Он замолчал и опустил голову.

Фауста медленно накинула на голову капюшон рясы. Не сказав ни слова, она направилась к выходу. На пороге она обернулась и заметила слезы на глазах шевалье де Пардальяна. И яростная, жгучая ревность к давно умершей женщине охватила прекрасную итальянку.

А Пардальян забыл в этот миг и о Фаусте, и о Гизе, и о Генрихе III… даже о Моревере. Шевалье плакал, и перед его внутренним взором стояла Лоиза…

Когда он пришел в себя, Фаусты уже не было в соборе. Шевалье решительно встряхнул головой и быстрыми шагами покинул опустевший храм.

Фауста же направилась в таинственный дом, который, как известно нашим читателям, находился как раз напротив гостиницы «Крик петуха» — той самой, где остановились на ночлег Пардальян и герцог Ангулемский. Никто из окружения Фаусты даже не подозревал, какая буря разыгралась в душе их повелительницы. Она сумела подавить обуревавшие ее чувства. Оставшись наедине у себя в комнате, она холодно произнесла:

— Решено!.. Я продолжаю борьбу! В конце концов победа обязательно останется за мной. Для начала надо расправиться с предателем монахом.

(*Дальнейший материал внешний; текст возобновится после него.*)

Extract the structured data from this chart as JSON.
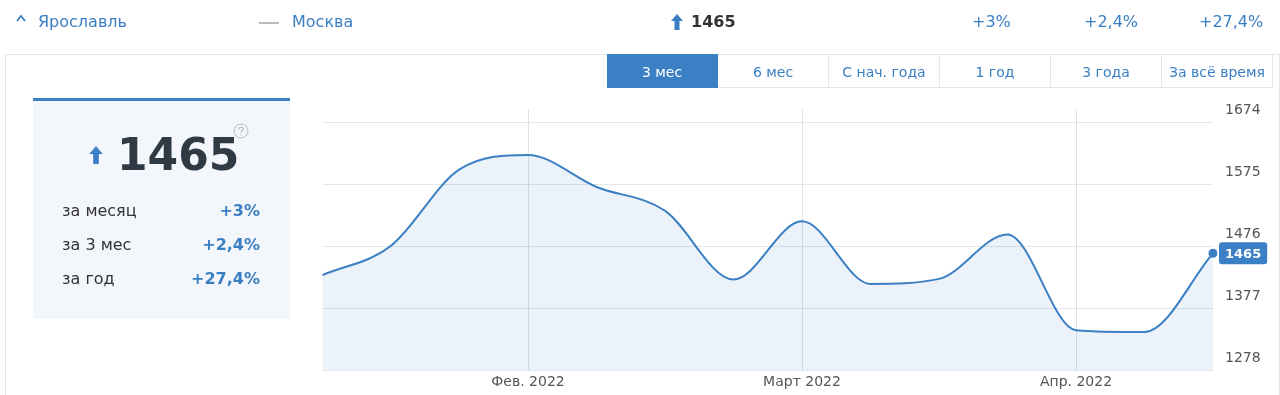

Она схватила перо и быстро написала несколько строк:

«Ваше Величество, преданный друг короля уведомляет Вас, что в Шартр прибыл некий Жак Клеман, монах ордена якобинцев, с намерением убить короля. Лишь чудо спасло короля во время сегодняшней покаянной процессии.»

Через несколько минут неизвестный дворянин оставил это письмо в особняке Шеверни, а сам удалился.